A feed aggregator with topic-focussed discovery.
NewsMonitor may be run standalone locally or on a remote server as long as there's a writeable SPARQL store somewhere accessible over HTTP. It's written in Java and was originally intended as an OSGi module for the Fusepool (/Stanbol) system, though that aspect hasn't been maintained.
Started revisiting this month.
It almost worked right away. I had auth issues between it and the Fuseki server. I ended up stripping back all the auth bits. At which point I realised that I'd wasted a lot of time because my test queries weren't the same shape as the data (I was putting each feed into it's own named graph but when testing I assumed everything was going in the default graph). Oops.

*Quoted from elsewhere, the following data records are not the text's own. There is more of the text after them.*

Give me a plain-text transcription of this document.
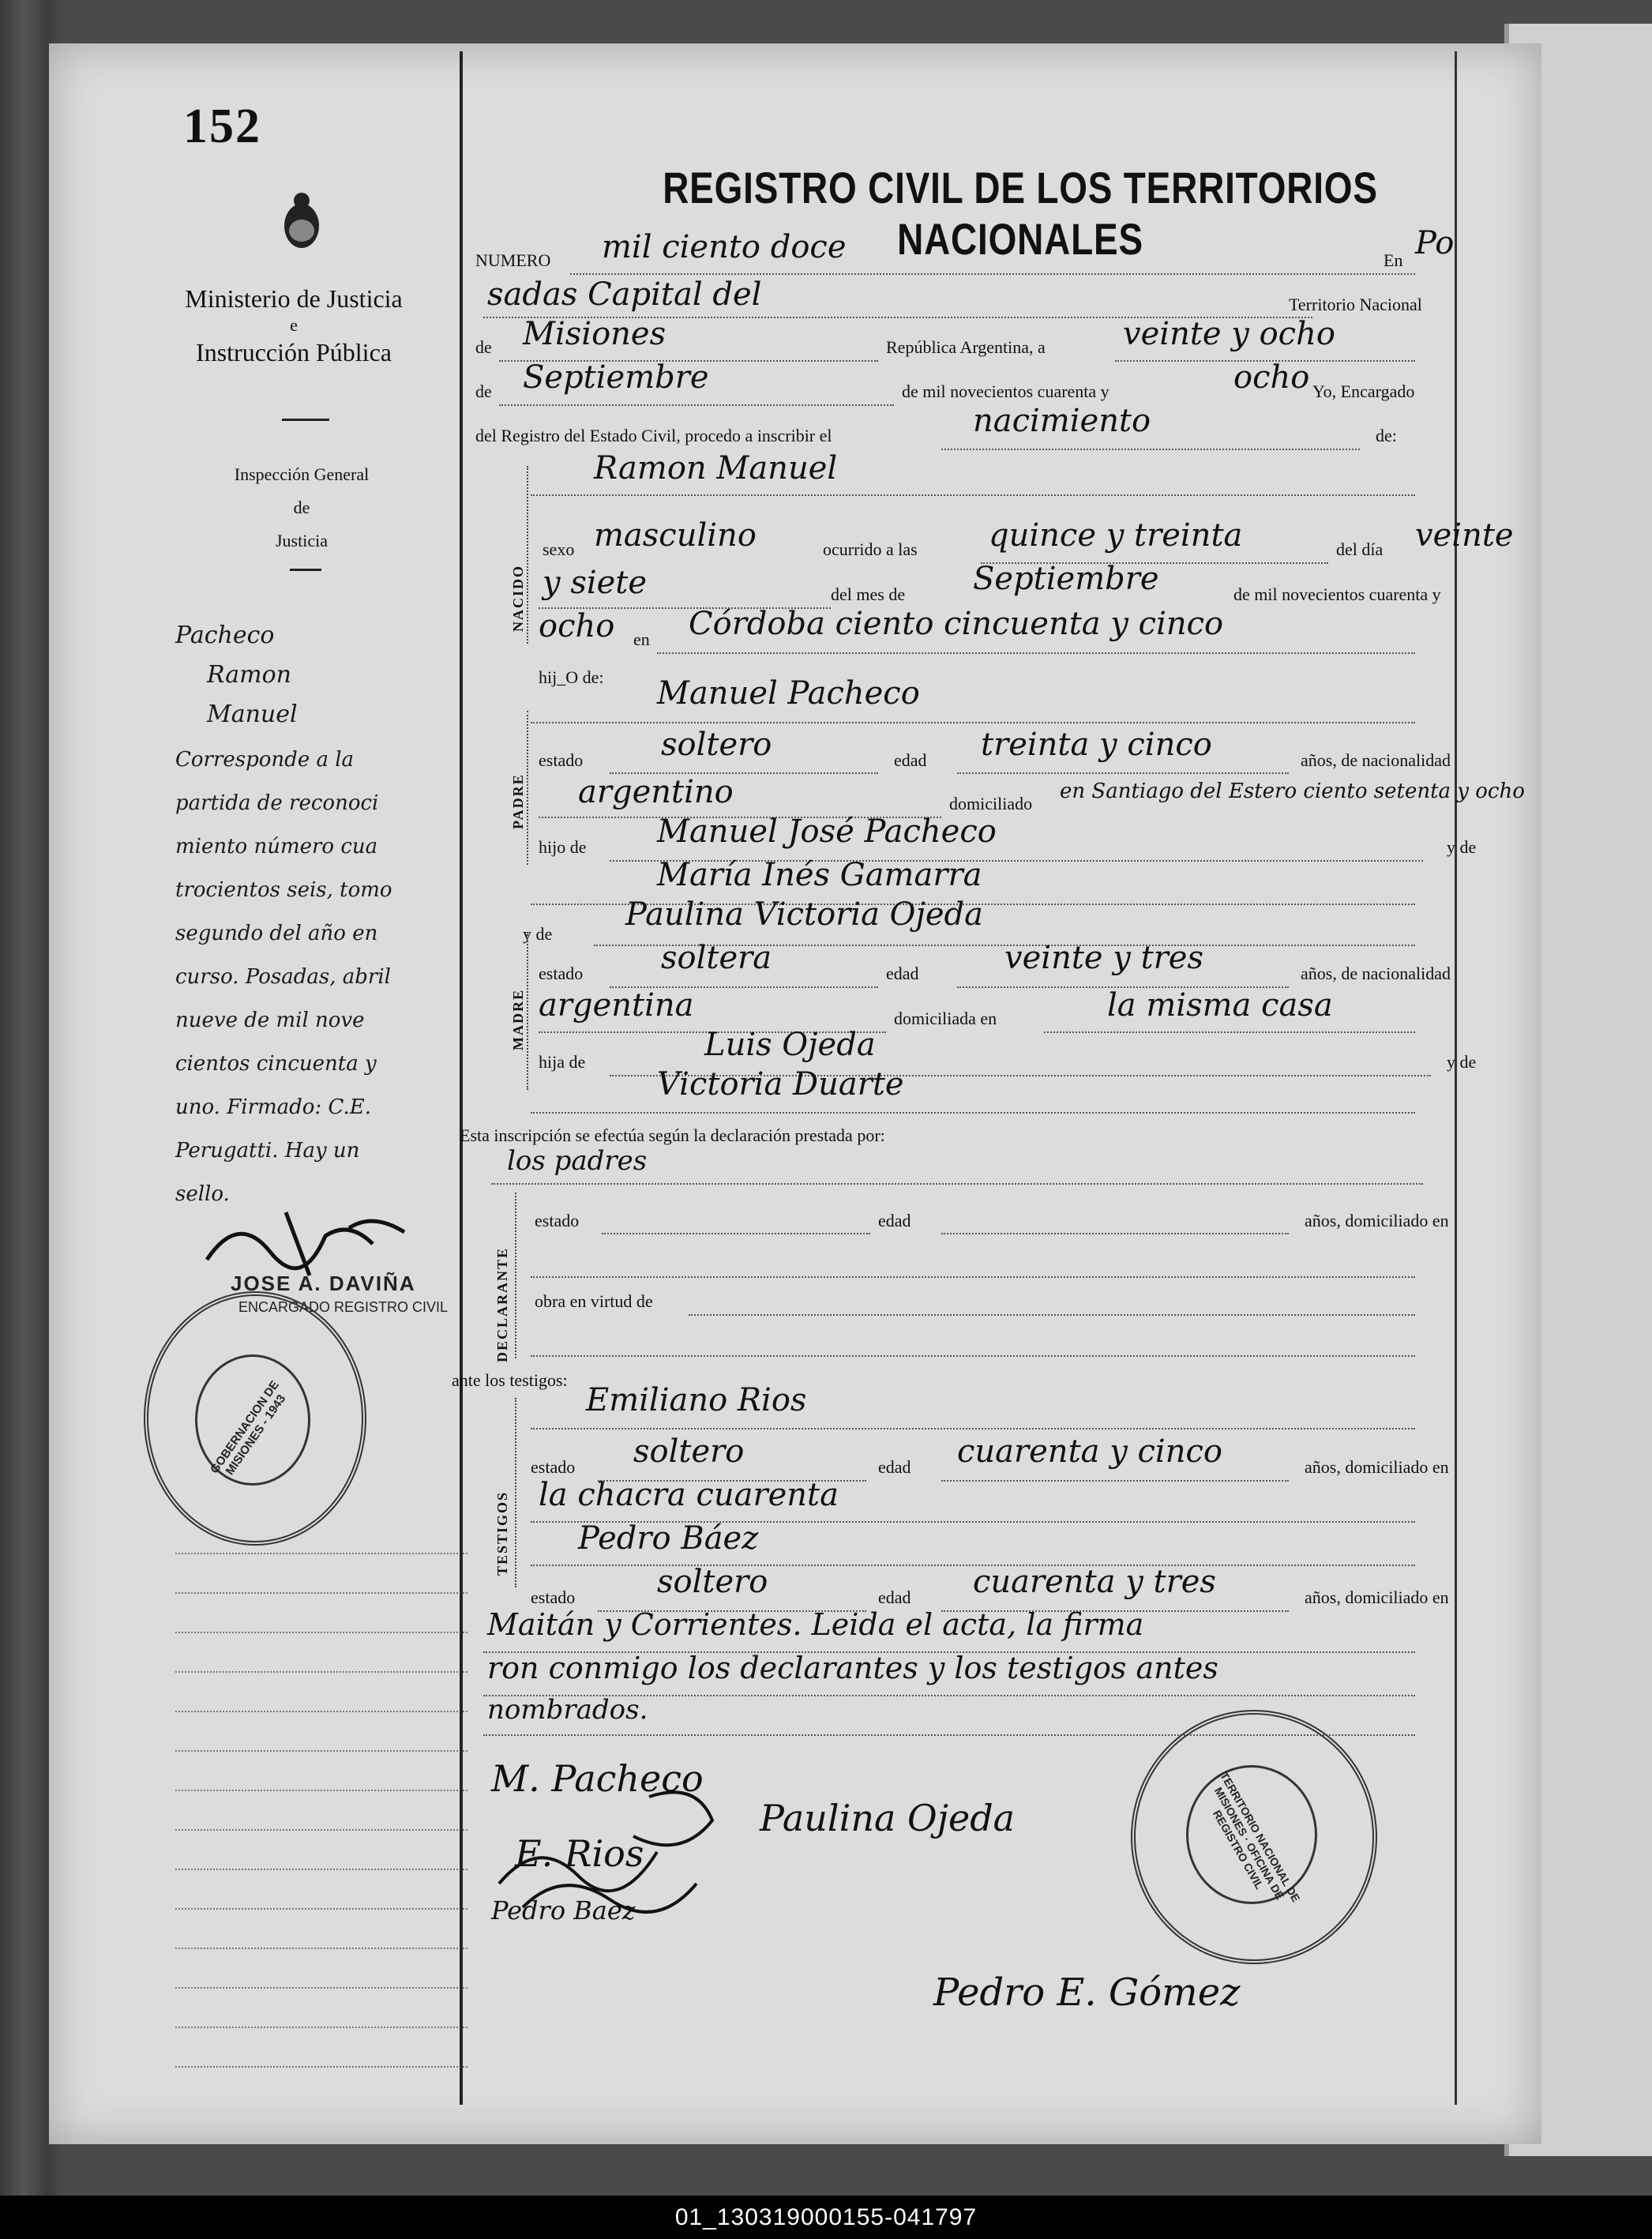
152
Ministerio de Justicia
e
Instrucción Pública
Inspección General
de
Justicia
Pacheco
Ramon
Manuel
Corresponde a la
partida de reconoci
miento número cua
trocientos seis, tomo
segundo del año en
curso. Posadas, abril
nueve de mil nove
cientos cincuenta y
uno. Firmado: C.E.
Perugatti. Hay un
sello.
JOSE A. DAVIÑA
ENCARGADO REGISTRO CIVIL
GOBERNACION DE MISIONES - 1943
REGISTRO CIVIL DE LOS TERRITORIOS NACIONALES
NUMERO mil ciento doce	En Po
sadas Capital del	Territorio Nacional
de Misiones	República Argentina, a veinte y ocho
de Septiembre	de mil novecientos cuarenta y	ocho Yo, Encargado
del Registro del Estado Civil, procedo a inscribir el	nacimiento	de:
NACIDO
Ramon Manuel
sexo masculino	ocurrido a las quince y treinta	del día veinte
y siete	del mes de Septiembre	de mil novecientos cuarenta y
ocho en Córdoba ciento cincuenta y cinco
hij_O de:
PADRE
Manuel Pacheco
estado soltero	edad treinta y cinco	años, de nacionalidad
argentino	domiciliado
en Santiago del Estero ciento setenta y ocho
hijo de Manuel José Pacheco	y de
María Inés Gamarra
y de
Paulina Victoria Ojeda
MADRE
estado soltera	edad	veinte y tres	años, de nacionalidad
argentina	domiciliada en	la misma casa
hija de	Luis Ojeda	y de
Victoria Duarte
Esta inscripción se efectúa según la declaración prestada por:
los padres
DECLARANTE
estado	edad	años, domiciliado en
obra en virtud de
ante los testigos:
TESTIGOS
Emiliano Rios
estado soltero	edad cuarenta y cinco	años, domiciliado en
la chacra cuarenta
Pedro Báez
estado	soltero	edad cuarenta y tres	años, domiciliado en
Maitán y Corrientes. Leida el acta, la firma
ron conmigo los declarantes y los testigos antes
nombrados.
M. Pacheco
Paulina Ojeda
E. Rios
Pedro Baez
Pedro E. Gómez
TERRITORIO NACIONAL DE MISIONES · OFICINA DE REGISTRO CIVIL
01_130319000155-041797
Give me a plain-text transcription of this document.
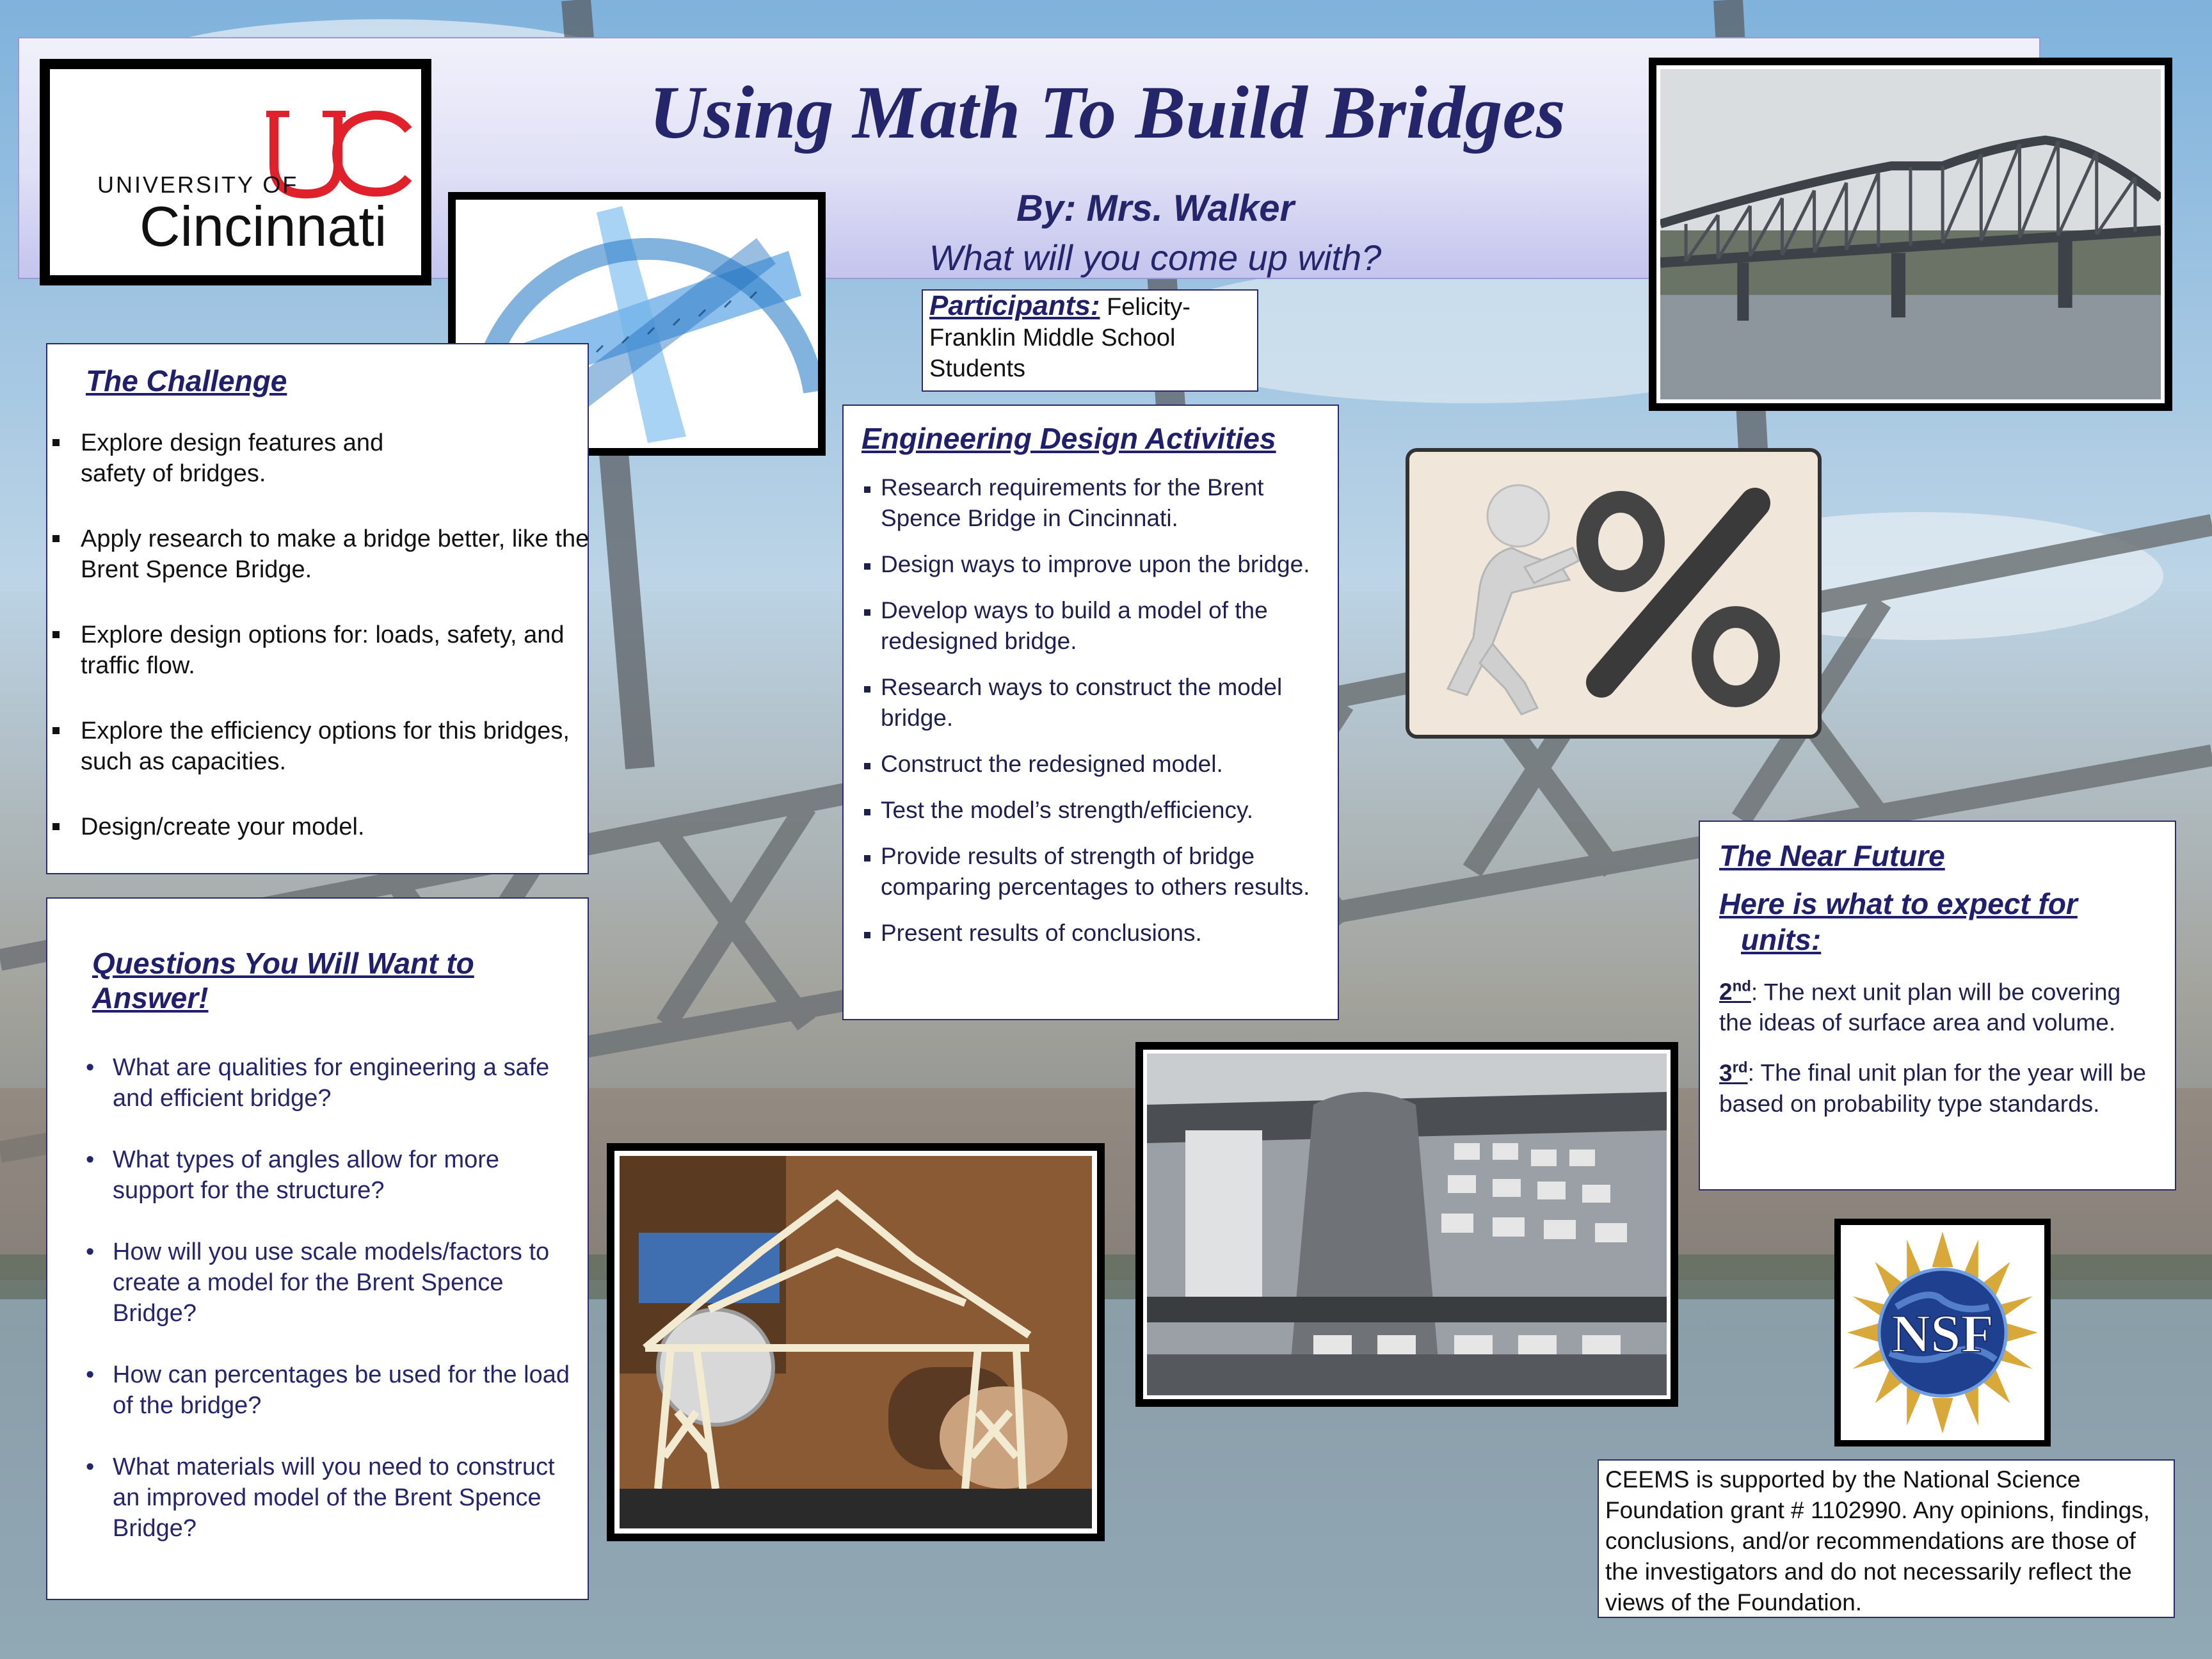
Using Math To Build Bridges
By: Mrs. Walker
What will you come up with?
UNIVERSITY OF
Cincinnati
Participants: Felicity-Franklin Middle School Students
The Challenge
Explore design features and
safety of bridges.
Apply research to make a bridge better, like the Brent Spence Bridge.
Explore design options for: loads, safety, and traffic flow.
Explore the efficiency options for this bridges, such as capacities.
Design/create your model.
Questions You Will Want to Answer!
• What are qualities for engineering a safe and efficient bridge?
• What types of angles allow for more support for the structure?
• How will you use scale models/factors to create a model for the Brent Spence Bridge?
• How can percentages be used for the load of the bridge?
• What materials will you need to construct an improved model of the Brent Spence Bridge?
Engineering Design Activities
Research requirements for the Brent Spence Bridge in Cincinnati.
Design ways to improve upon the bridge.
Develop ways to build a model of the redesigned bridge.
Research ways to construct the model bridge.
Construct the redesigned model.
Test the model’s strength/efficiency.
Provide results of strength of bridge comparing percentages to others results.
Present results of conclusions.
The Near Future
Here is what to expect for
units:

2nd: The next unit plan will be covering the ideas of surface area and volume.

3rd: The final unit plan for the year will be based on probability type standards.

NSF
CEEMS is supported by the National Science Foundation grant # 1102990. Any opinions, findings, conclusions, and/or recommendations are those of the investigators and do not necessarily reflect the views of the Foundation.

Since writing this thing I have been building the headless apps around HKMS generally using what I call the SPARQL Diamonds pattern. In this pattern the browser client calls a SPARQL store and templates the results into HTML (and does similar with any input, form data or whatever : templates it into SPARQL queries with INSERT etc). As a lingua franca I've been using Markdown.
So with NewMonitor I want to shift to the same approach. Feed post content is saved in RDF literals as markdown. I've pretty much got this going server-side, I now need to play with the client browser app to add the markdown rendering to make it all useful/pretty.
As well as making NewsMonitor consistent with the other HKMS apps, a bonus is that it should help sanitise/normalise the raw data. This, at some point, I want to use as training data in a small language model, like Karpathy's llama2.c.
I pretty much abandoned NewsMonitor when I'd done enough for the contract, had other work to chase. The big thing I felt would benefit from back then was a little work on it's intelligence. If I remember correctly, when it discovers new feeds it does categorisation by string-matching on keywords. Something smarter, maybe k-nearest neighbours could be plugged in fairly easily.
But for now my aim is just to get it running again as a feed aggregator service with simple browser rendering. This is mostly for my own benefit, though the news page it'll make might be of interest to anyone that like AI, Linked Data, modular synths and/or woodcarving.
- reintroduce auth on updates/inserts
- add markdown rendering to browser clients
- add a smarter classifier
- make everything useful and pretty
Assuming there's a Fuseki server running on http://localhost:3030 with a dataset called "feedreader". 2023 : host:port has to go in standalone-config.properties
First git clone this repository, then -
cd NewsMonitor
mvn clean install -P build-for-fuseki
java -jar target/NewsMonitor-1.0.0-SNAPSHOT.jar it.danja.newsmonitor.standalone.Main
The following might not currently work
cd to NewsMonitor directory, then :
mvn clean install
or, skipping tests :
mvn clean install -Dmaven.test.skip=true